A well planned and written SOP should be the tool one can use at 2am when no one else is around. Interestingly though, not so long ago someone countered this statement I made, by saying that ‘someone cannot perform a task if they not signed off as competent’. On paper yes. I don’t really feel the need to counter his counter…..all I’ll sheepishly add is in a perfect world yes, and we do stay in a perfect world…. don’t we? Of course we do.

So here goes:

#1: The most common misunderstanding I came across – A SOP is a process, not a policy. If you can’t flowchart it, then it does not belong in a document entitled SOP.

#2: The person who performs the work/task being detailed in the SOP, must draft the SOP. The most useless SOPs I’ve come across were written by a person in the company who wrote that SOP just for the sake of getting the SOP in place (usually to pass an audit!). It’s an absolute waste of time and resources to have a valueless SOP. I promise you, it will confuse someone along the line. It only degrades your quality system – does not improve it. Ironic really, it’s just not “quality”.

#3: Train, and train, and re-train and re-fresher train your people to write SOPs. That’s an investment worth gold. Training an organisations’ employees is empowering them – this includes SOP writing. There is nothing difficult or complicated about writing SOPs, yet many people are ‘put off’ by it. I can only assume it’s because they haven’t been properly trained. Writing a good SOP that can repeatedly be used to train others to do a different task, makes work easier for the writer of that SOP in the long run. An additional advantage, is the organisation becomes less dependent on tacit knowledge.

#4: Use plain language. Write for the end user, and remember that nine times out of ten, that end user person is a trainee.
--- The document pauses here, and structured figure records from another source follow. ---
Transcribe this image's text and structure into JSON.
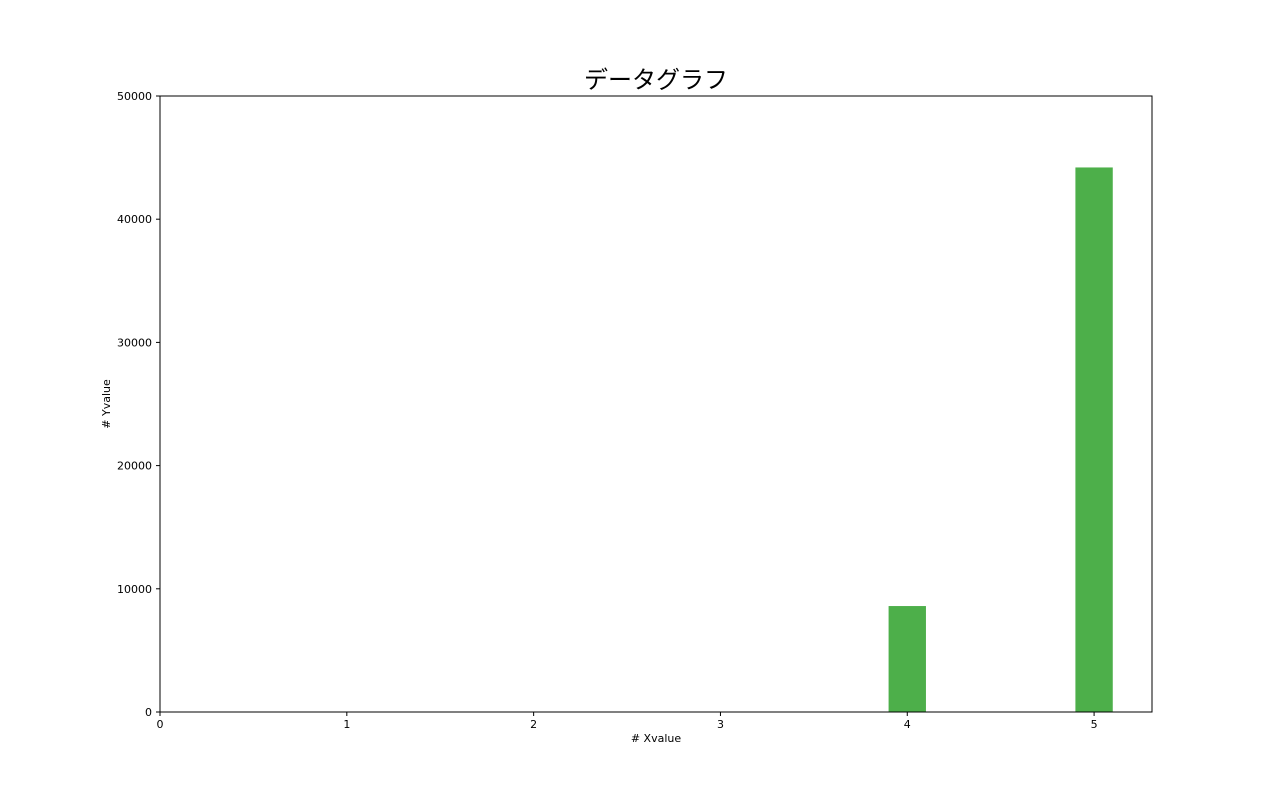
{
  "chart_data": {
    "type": "bar",
    "title": "データグラフ",
    "xlabel": "# Xvalue",
    "ylabel": "# Yvalue",
    "x": [
      4,
      5
    ],
    "values": [
      8600,
      44200
    ],
    "xlim": [
      0,
      5.31
    ],
    "ylim": [
      0,
      50000
    ],
    "xticks": [
      0,
      1,
      2,
      3,
      4,
      5
    ],
    "yticks": [
      0,
      10000,
      20000,
      30000,
      40000,
      50000
    ],
    "grid": false,
    "bar_color": "#4daf4a"
  }
}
#5: Use active language. An SOP is written to describe an action! It is perfectly ok, no…. it is a requirement that it sounds like an instruction. The procedural steps are not mere suggestions. The SOP is written to describe a set of actions that must be performed.
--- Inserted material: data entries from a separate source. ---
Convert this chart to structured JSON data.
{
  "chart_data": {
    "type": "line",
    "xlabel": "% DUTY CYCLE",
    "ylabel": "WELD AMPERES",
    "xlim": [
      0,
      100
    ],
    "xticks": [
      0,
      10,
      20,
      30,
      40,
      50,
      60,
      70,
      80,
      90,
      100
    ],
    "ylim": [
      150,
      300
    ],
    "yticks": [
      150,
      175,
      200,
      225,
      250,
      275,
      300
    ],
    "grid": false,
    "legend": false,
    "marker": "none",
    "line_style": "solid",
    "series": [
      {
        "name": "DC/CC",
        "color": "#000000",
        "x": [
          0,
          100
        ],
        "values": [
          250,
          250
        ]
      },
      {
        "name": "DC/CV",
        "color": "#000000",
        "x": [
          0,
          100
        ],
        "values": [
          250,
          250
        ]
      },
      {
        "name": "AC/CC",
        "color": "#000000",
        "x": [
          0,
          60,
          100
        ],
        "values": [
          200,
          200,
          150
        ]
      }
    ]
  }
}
#6: Embrace white space. This tip is influenced by my editing experience. Some white space in an instructional or informative text makes the text easier to digest.
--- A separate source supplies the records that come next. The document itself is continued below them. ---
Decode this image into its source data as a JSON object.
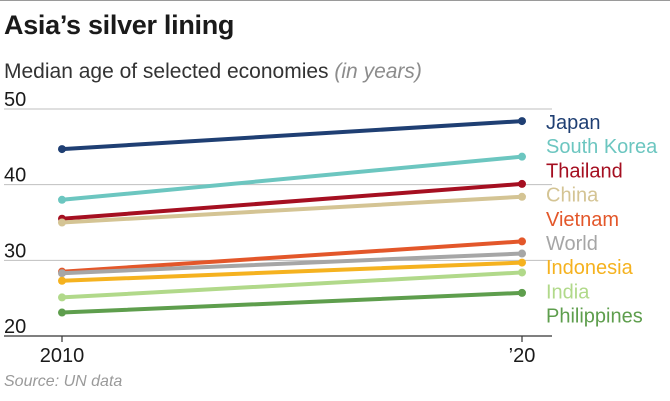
{
  "header": {
    "title": "Asia’s silver lining",
    "subtitle": "Median age of selected economies",
    "subtitle_note": "(in years)"
  },
  "footer": {
    "source": "Source: UN data"
  },
  "chart_data": {
    "type": "line",
    "title": "Asia’s silver lining",
    "subtitle": "Median age of selected economies (in years)",
    "xlabel": "",
    "ylabel": "",
    "categories": [
      "2010",
      "’20"
    ],
    "x_tick_labels": [
      "2010",
      "’20"
    ],
    "y_ticks": [
      "20",
      "30",
      "40",
      "50"
    ],
    "ylim": [
      20,
      50
    ],
    "grid": true,
    "legend": "right",
    "series": [
      {
        "name": "Japan",
        "values": [
          44.7,
          48.4
        ],
        "color": "#1f3f73"
      },
      {
        "name": "South Korea",
        "values": [
          38.0,
          43.7
        ],
        "color": "#6cc6c0"
      },
      {
        "name": "Thailand",
        "values": [
          35.5,
          40.1
        ],
        "color": "#a50f21"
      },
      {
        "name": "China",
        "values": [
          35.0,
          38.4
        ],
        "color": "#d4c494"
      },
      {
        "name": "Vietnam",
        "values": [
          28.5,
          32.5
        ],
        "color": "#e3572a"
      },
      {
        "name": "World",
        "values": [
          28.3,
          30.9
        ],
        "color": "#a6a6a6"
      },
      {
        "name": "Indonesia",
        "values": [
          27.3,
          29.7
        ],
        "color": "#f5b21f"
      },
      {
        "name": "India",
        "values": [
          25.1,
          28.4
        ],
        "color": "#b1d98a"
      },
      {
        "name": "Philippines",
        "values": [
          23.1,
          25.7
        ],
        "color": "#5e9e4d"
      }
    ]
  }
}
#7: Standardise all the SOPs in your organisation. Readers in your organisation will get used to the standard format and will find it really beneficial. Your SOPs will be easier to understand for end users. This is very important. Variation is the enemy of quality – do not let variation creep in with your SOPs.

#8: Keep it simple. If you can get away with a simple flowchart with responsibilities and timelines, then do that. Use tables if you can, bullet points and numbered lists. Of course you do all of this while being mindful of your standardised format and other regulatory requirements your organisation might have.

#9: Test drive every SOP before it becomes active. Strange but true, there are simple steps that the writer forgets about because it’s second nature to that person. It’s a very good idea to get someone who is unfamiliar with the procedure to read it for logical and understanding, and with the person who wrote the SOP, perform the function. Doing this save you from having to revise a recently activated SOP due to a simple oversight.

#10: Jason, you are the King of 10 of the best lists, because I can sincerely seriously could only come up with 9 above!